Quote:
Originally Posted by unlucky4some
What has already been done with shuffle machines?
I’ll give an old one where the statute of limitations is up. A continuous shuffle machine was “borrowed” from Resort Casino in Atlantic City. A group of blackjack players met at someone’s house to take a look at the machine. The goal was to completely understand its inner workings. The main question asked was how long did it take for cards that came out on this hand to get shuffled back into the four decks (208 cards) being used. At a full seven seat blackjack table plus the dealer with everyone getting dealt two cards that means at least 16 cards are coming out of the machine. Since there are often hits, instead of 16 cards, 20
blue cards were laid out on the table while the machine in normal mode shuffled the other 188 cards from
red decks. The blue cards were dropped in the hopper to see how long the machine would take to shuffle the cards and how it did it. This was repeated again and again while everyone there discussed exploits. The hopper was pushing one card at a time back into the machine, so the next round was mostly a clean round with no blue cards. Therefore you got about one round with no cards from the previous hand. The discussion became how to not get one hand free of the previous cards, but how to get two rounds…
Here is the part of the Joey video that Houston tried to make clear, there are complex ways to do something and simple ways. Several of the people in this thread were talking complicated stuff and I kept saying it can be simple, like in Texas it could have been set up that if you your first card was a club and everyone at that table was dealt in, then you knew you would win that hand. The KISS Method, Keep It Simple Stupid. Some of you guys way over thought all of this. In this thread, I left several hints, clues and suggestions of how easy this can be, but the discussion got side tracked because of the bickering bitches.
In the blackjack play, after hours of discussing complex ways to get two hands without cards from the original hand, someone thought up the simple “let some air out of the tires when stuck under a bridge” wisdom. Someone suggested slowing down the speed of the shuffle machine. Trying to get to the speed controls took over an hour because it was guarded by a lock that wasn’t a normal hex key. It was probably a proprietary hex key design from the shuffle machine maker so that no one could change the speed of the machine except an authorized Tech.

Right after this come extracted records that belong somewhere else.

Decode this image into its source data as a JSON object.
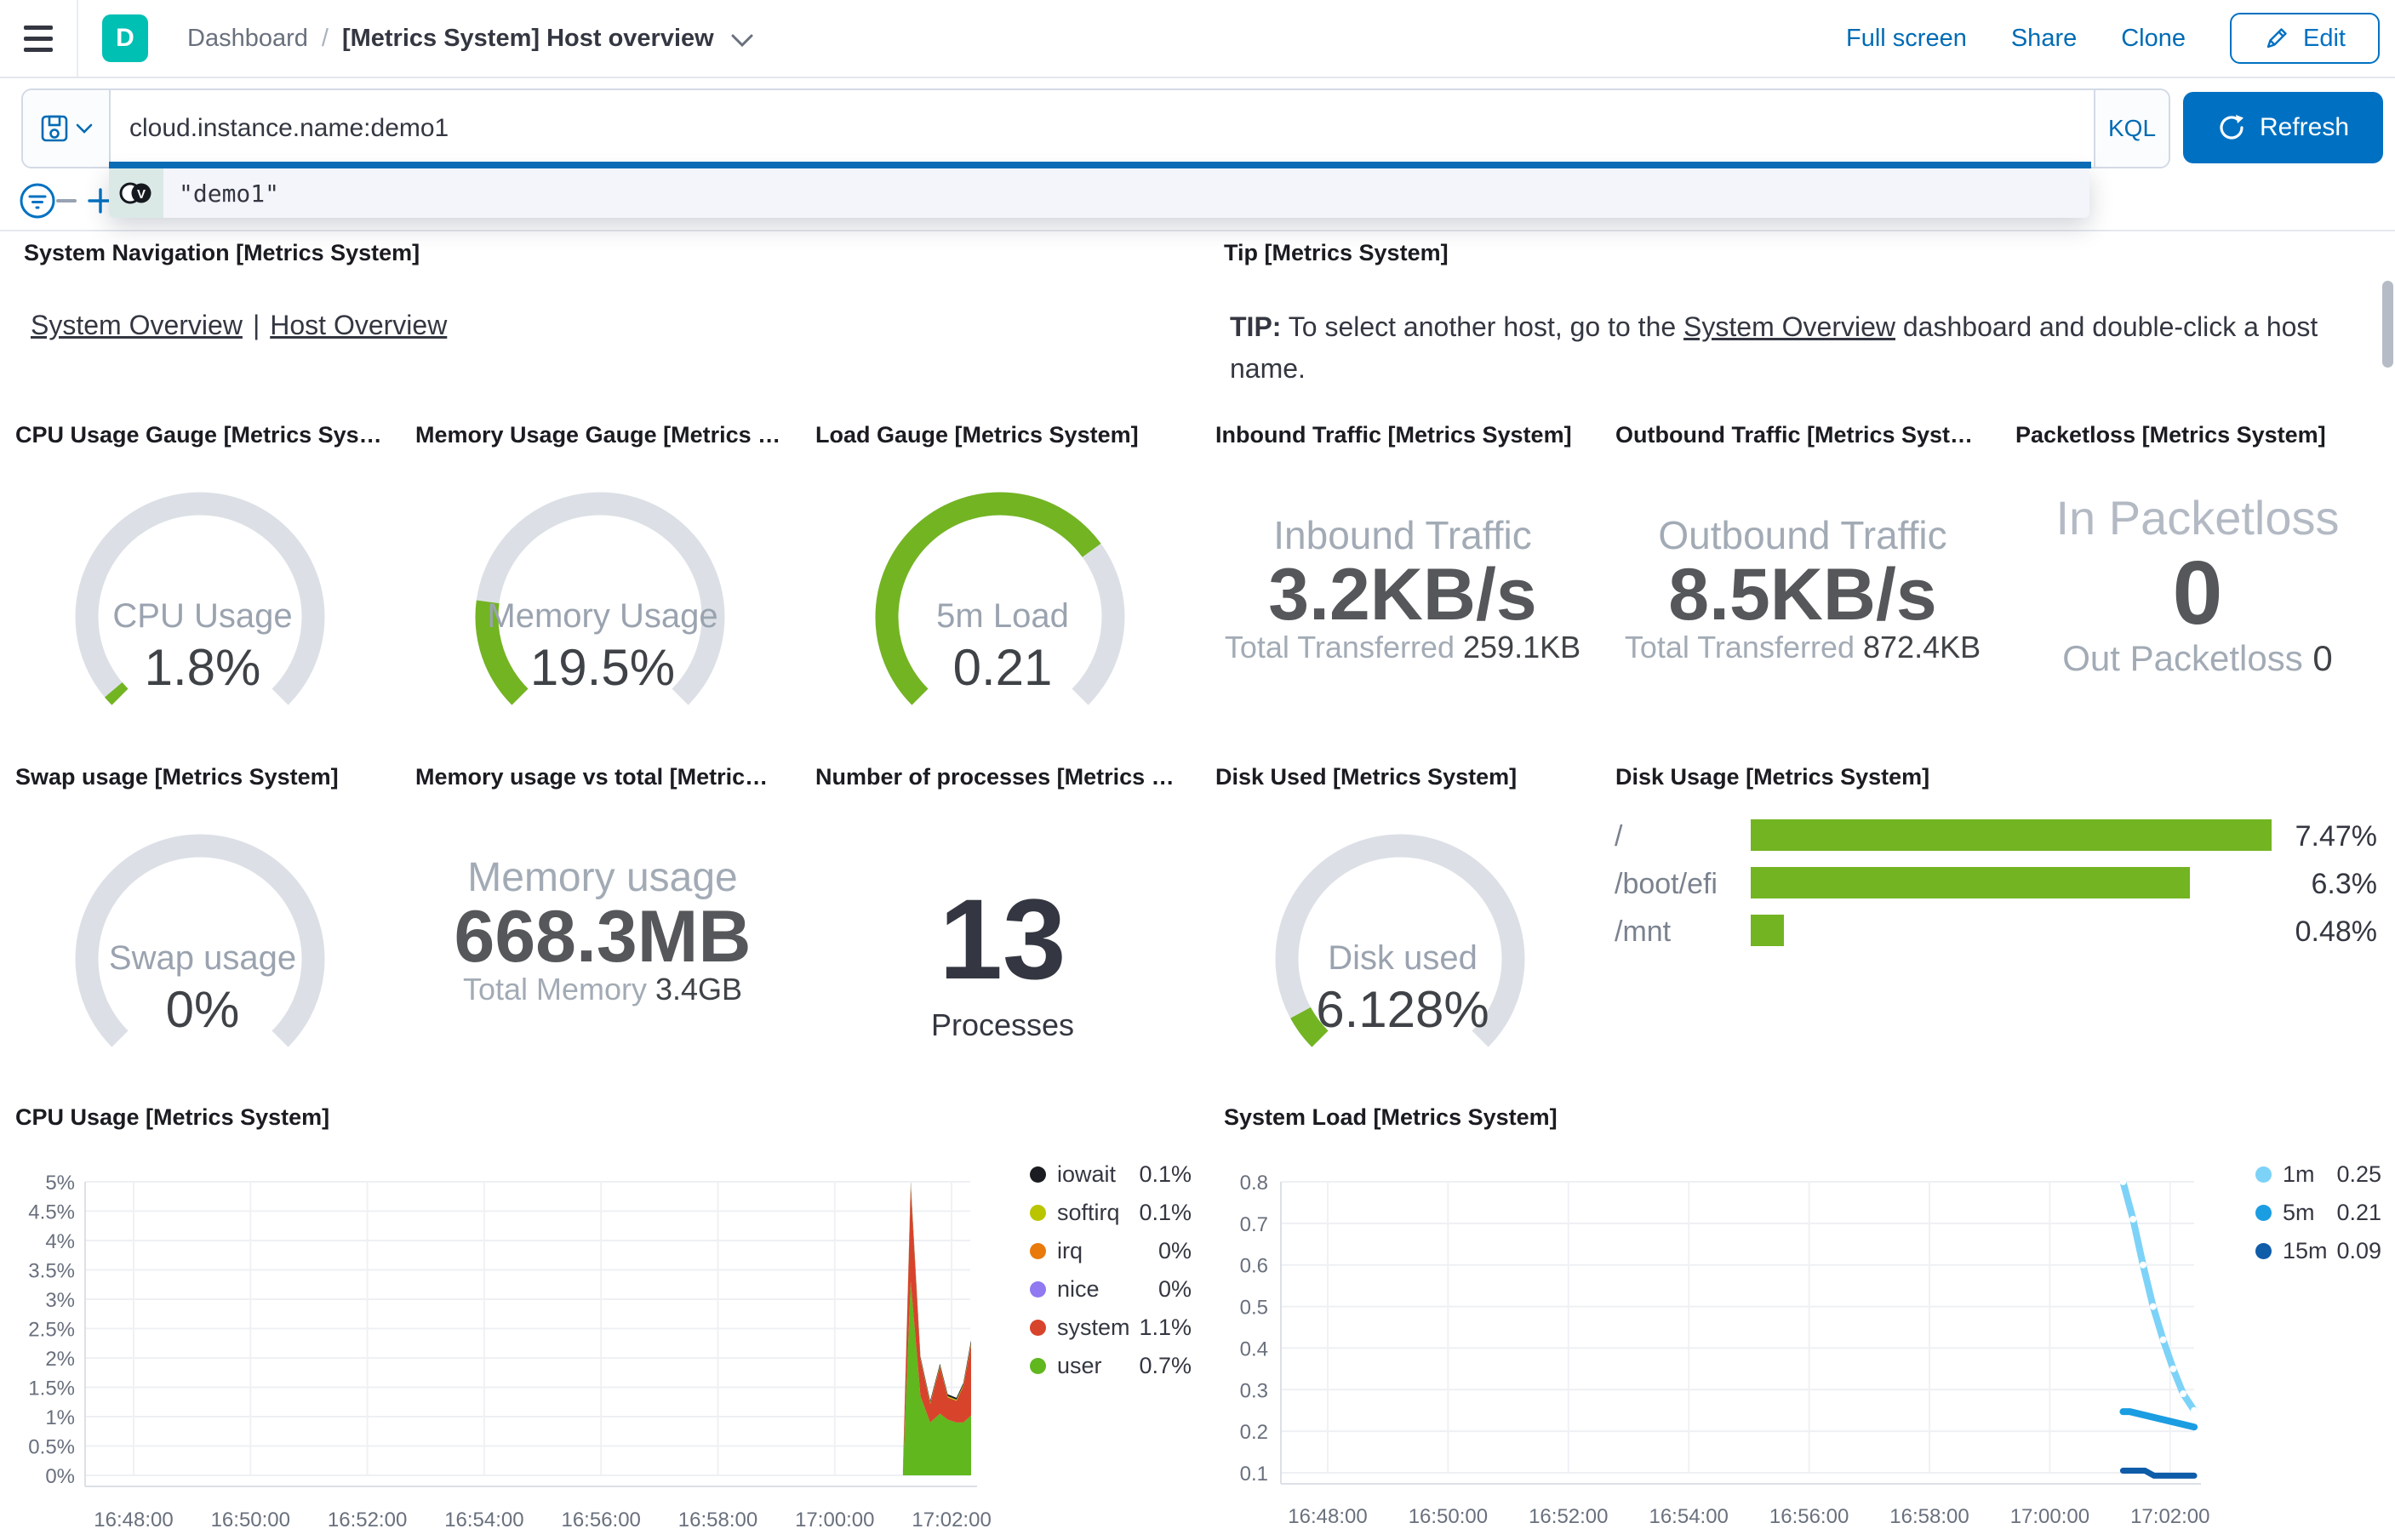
{
  "header": {
    "space_initial": "D",
    "breadcrumb": {
      "root": "Dashboard",
      "separator": "/",
      "current": "[Metrics System] Host overview"
    },
    "actions": {
      "full_screen": "Full screen",
      "share": "Share",
      "clone": "Clone",
      "edit": "Edit"
    }
  },
  "query_bar": {
    "query": "cloud.instance.name:demo1",
    "language": "KQL",
    "refresh": "Refresh",
    "suggestion": "\"demo1\"",
    "suggestion_token_letter": "V"
  },
  "colors": {
    "accent_teal": "#00BFB3",
    "link_blue": "#006BB4",
    "primary_blue": "#0071C2",
    "gauge_green": "#73B422",
    "gauge_track": "#DCE0E6"
  },
  "panels": {
    "system_navigation": {
      "title": "System Navigation [Metrics System]",
      "link1": "System Overview",
      "divider": "|",
      "link2": "Host Overview"
    },
    "tip": {
      "title": "Tip [Metrics System]",
      "bold": "TIP:",
      "text_before": " To select another host, go to the ",
      "link": "System Overview",
      "text_after": " dashboard and double-click a host name."
    },
    "cpu_gauge": {
      "title": "CPU Usage Gauge [Metrics Sys…",
      "label": "CPU Usage",
      "display": "1.8%",
      "value": 1.8,
      "max": 100
    },
    "memory_gauge": {
      "title": "Memory Usage Gauge [Metrics …",
      "label": "Memory Usage",
      "display": "19.5%",
      "value": 19.5,
      "max": 100
    },
    "load_gauge": {
      "title": "Load Gauge [Metrics System]",
      "label": "5m Load",
      "display": "0.21",
      "value": 0.21,
      "max": 0.3
    },
    "inbound": {
      "title": "Inbound Traffic [Metrics System]",
      "label": "Inbound Traffic",
      "value": "3.2KB/s",
      "sub_label": "Total Transferred ",
      "sub_value": "259.1KB"
    },
    "outbound": {
      "title": "Outbound Traffic [Metrics Syst…",
      "label": "Outbound Traffic",
      "value": "8.5KB/s",
      "sub_label": "Total Transferred ",
      "sub_value": "872.4KB"
    },
    "packetloss": {
      "title": "Packetloss [Metrics System]",
      "label": "In Packetloss",
      "value": "0",
      "sub_label": "Out Packetloss ",
      "sub_value": "0"
    },
    "swap_gauge": {
      "title": "Swap usage [Metrics System]",
      "label": "Swap usage",
      "display": "0%",
      "value": 0,
      "max": 100
    },
    "memory_vs_total": {
      "title": "Memory usage vs total [Metric…",
      "label": "Memory usage",
      "value": "668.3MB",
      "sub_label": "Total Memory ",
      "sub_value": "3.4GB"
    },
    "processes": {
      "title": "Number of processes [Metrics …",
      "value": "13",
      "label": "Processes"
    },
    "disk_used_gauge": {
      "title": "Disk Used [Metrics System]",
      "label": "Disk used",
      "display": "6.128%",
      "value": 6.128,
      "max": 100
    },
    "disk_usage": {
      "title": "Disk Usage [Metrics System]",
      "chart_data": {
        "type": "bar",
        "orientation": "horizontal",
        "categories": [
          "/",
          "/boot/efi",
          "/mnt"
        ],
        "values": [
          7.47,
          6.3,
          0.48
        ],
        "value_labels": [
          "7.47%",
          "6.3%",
          "0.48%"
        ],
        "xmax": 8,
        "bar_color": "#73B422"
      }
    },
    "cpu_chart": {
      "title": "CPU Usage [Metrics System]",
      "chart_data": {
        "type": "area",
        "stacked": true,
        "x_ticks": [
          "16:48:00",
          "16:50:00",
          "16:52:00",
          "16:54:00",
          "16:56:00",
          "16:58:00",
          "17:00:00",
          "17:02:00"
        ],
        "y_ticks": [
          "0%",
          "0.5%",
          "1%",
          "1.5%",
          "2%",
          "2.5%",
          "3%",
          "3.5%",
          "4%",
          "4.5%",
          "5%"
        ],
        "y_tick_vals": [
          0,
          0.5,
          1,
          1.5,
          2,
          2.5,
          3,
          3.5,
          4,
          4.5,
          5
        ],
        "ylim": [
          0,
          5
        ],
        "x": [
          790,
          798,
          808,
          818,
          828,
          836,
          845,
          852,
          860
        ],
        "series": [
          {
            "name": "user",
            "color": "#61B71E",
            "y": [
              0.05,
              3.3,
              1.35,
              0.9,
              1.05,
              0.95,
              0.9,
              0.9,
              1.02
            ]
          },
          {
            "name": "system",
            "color": "#D8432C",
            "y": [
              0.03,
              1.62,
              0.62,
              0.32,
              0.8,
              0.38,
              0.37,
              0.62,
              1.2
            ]
          },
          {
            "name": "softirq",
            "color": "#B9C500",
            "y": [
              0.01,
              0.04,
              0.02,
              0.02,
              0.02,
              0.02,
              0.02,
              0.02,
              0.03
            ]
          },
          {
            "name": "iowait",
            "color": "#1A1C21",
            "y": [
              0.01,
              0.04,
              0.03,
              0.03,
              0.03,
              0.03,
              0.03,
              0.03,
              0.05
            ]
          }
        ],
        "legend": [
          {
            "name": "iowait",
            "value": "0.1%",
            "color": "#1A1C21"
          },
          {
            "name": "softirq",
            "value": "0.1%",
            "color": "#B9C500"
          },
          {
            "name": "irq",
            "value": "0%",
            "color": "#E8790A"
          },
          {
            "name": "nice",
            "value": "0%",
            "color": "#9179F2"
          },
          {
            "name": "system",
            "value": "1.1%",
            "color": "#D8432C"
          },
          {
            "name": "user",
            "value": "0.7%",
            "color": "#61B71E"
          }
        ]
      }
    },
    "load_chart": {
      "title": "System Load [Metrics System]",
      "chart_data": {
        "type": "line",
        "x_ticks": [
          "16:48:00",
          "16:50:00",
          "16:52:00",
          "16:54:00",
          "16:56:00",
          "16:58:00",
          "17:00:00",
          "17:02:00"
        ],
        "y_ticks": [
          "0.1",
          "0.2",
          "0.3",
          "0.4",
          "0.5",
          "0.6",
          "0.7",
          "0.8"
        ],
        "y_tick_vals": [
          0.1,
          0.2,
          0.3,
          0.4,
          0.5,
          0.6,
          0.7,
          0.8
        ],
        "ylim": [
          0.1,
          0.8
        ],
        "series": [
          {
            "name": "1m",
            "color": "#7DD2F7",
            "width": 8,
            "markers": true,
            "x": [
              793,
              803,
              813,
              823,
              833,
              843,
              853,
              864
            ],
            "y": [
              0.8,
              0.71,
              0.6,
              0.5,
              0.42,
              0.35,
              0.29,
              0.25
            ]
          },
          {
            "name": "5m",
            "color": "#1B9DE2",
            "width": 8,
            "x": [
              793,
              800,
              864
            ],
            "y": [
              0.247,
              0.247,
              0.21
            ]
          },
          {
            "name": "15m",
            "color": "#0F5CA9",
            "width": 7,
            "x": [
              793,
              815,
              824,
              864
            ],
            "y": [
              0.105,
              0.105,
              0.093,
              0.093
            ]
          }
        ],
        "legend": [
          {
            "name": "1m",
            "value": "0.25",
            "color": "#7DD2F7"
          },
          {
            "name": "5m",
            "value": "0.21",
            "color": "#1B9DE2"
          },
          {
            "name": "15m",
            "value": "0.09",
            "color": "#0F5CA9"
          }
        ]
      }
    }
  }
}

The “borrowed” shuffle machine had the speed tweaked to where you could get two rounds of play before the cards from the original hand would come into play. And I’m talking normal timed play at a table with hits and splits and doubles, etc. And the speed difference was barely noticeable except for how long it took those cards sitting in the hopper to be pushed back into the machine. That extra free round had multiple advantages from the number of decks you divide the running count by to get a true count, etc. It was the second free round that was bet extremely high because you were diving by a lot less cards left in the deck. That small difference even had the blackjack team members shocked at how often they were getting extremely high true counts to bet big with compared to an uncompromised shuffle machine. If on the original hand, if a whole bunch of small cards came out meaning the count was high and full of high cards, then everyone at the table table the next two rounds extremely fast. If the cards on that original hand were high meaning the count was negative and bad, then the players purposefully played slowed to eat up time and let the shuffle machine fully get those high cards back in the machine. To slow things down you would stand up take money out of your pocket or use chips on the table and ask for change thereby slowing down the hand and stuff like that to let the slow shuffle machine shuffle the good face cards back into the machine. It was 2 great rounds played fast with an awesome count versus only one round played slow with a bad negative count. That multiplier was incredible at pushing out a huge hourly win rate on a continuous shuffle machine that was suppose to stop blackjack card counters. HA.
This is already a long story, but the “borrowed” shuffle machine was put back on the casino floor with only the speed of the machine changed. The blackjack team had play played the shuffle machine before borrowing and knew the hourly win rate and it was no difference from normal play at regular table and it usually took 4 months to win $500,000 in the teams normal play across all Atlantic City casinos. This one change to their play had them win $500,000 in one month. Resorts took the shuffle machine out and changed shuffle machine companies.
The Texas shuffle machines were "borrowed" by someone, compromised in some way and then put back on the casino floor. I’ve first hand seen 5 different styles of shuffle machine “borrowed” and opened up to find exploits. And I’ve got a different story for what was found and what was done to each “borrowed” style of shuffle machine. Was I part of the Resorts Casino play? No. I’m asking for a friend. I mean, I’m just telling what I heard from a friend.
Last edited by ladybruin; 06-10-2022 at 03:45 AM.